The formula for the surface area of a cone is:
SA = πr² + πrl
Since the cones are identical, the radius (r) and slant height (l) are the same for both cones in each ornament. Let's call them r1 and l1.
The total surface area of each ornament is:
SA_ornament = 2(πr1² + πr1l1)
We know that one bottle of paint covers 213 cm², so we can set up the following equation:
SA_ornament * bottles = 60 * 213
Substituting the given value of pi:
2(3.14r1² + 3.14r1l1) * bottles = 60 * 213
Simplifying:
6.28r1² + 6.28r1l1 = 6390
Since we have two variables and only one equation, we need another equation to solve for r1 and l1.
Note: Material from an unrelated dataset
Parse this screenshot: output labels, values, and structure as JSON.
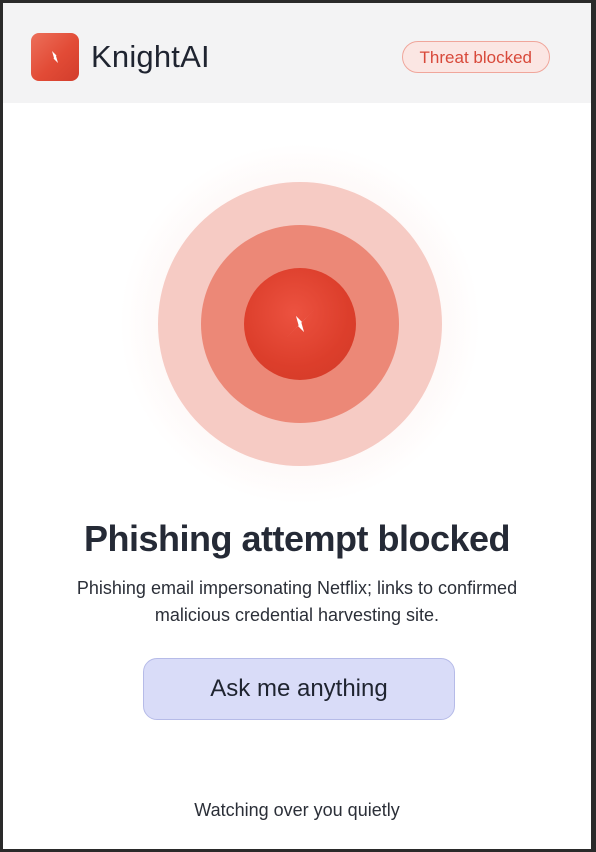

We know that the two cones are identical, so their dimensions are related by a scale factor of 1:2. Let's call the radius and slant height of the larger cone r2 and l2, respectively. Then:
r2 = 2r1
l2 = 2l1
The volume of each ornament is:
V_ornament = (1/3)πr1²l1 + (1/3)πr1²l1 = (2/3)πr1²l1
The scale factor for volumes is (1/4)³ = 1/64, since the radius and height are scaled by 1/4. Therefore:
V_ornament_B = (1/64)V_ornament_A = (1/64)(112π) = 7/4π
The volume of each ornament B is 7/4π.
The volume of 60 ornaments B is:
60 * 7/4π = 105π
We can now solve for r1 and l1 by substituting r2 = 2r1 and l2 = 2l1 into the surface area equation:
6.28r1² + 6.28(2r1)(2l1) = 6390
Simplifying:
6.28r1² + 25.12r1l1 = 6390
We don't need to solve for r1 and l1 explicitly. We just need to use the fact that the volume of each ornament B is (2/3)πr1²l1 and substitute the value of the volume and the relation between r1 and l1 into the equation above to get:
r1 ≈ 7.27 cm
l1 ≈ 14.54 cm
Finally, we can calculate the total surface area of each ornament B:
SA_ornament_B = 2(3.14 * 7.27² + 3.14 * 7.27 * 14.54) ≈ 1158.6 cm²
And the number of bottles of paint needed:
bottles = (60 * 1158.6) / 213 ≈ 326.4
Therefore, Tim needs about 327 bottles of paint to paint 60 ornaments.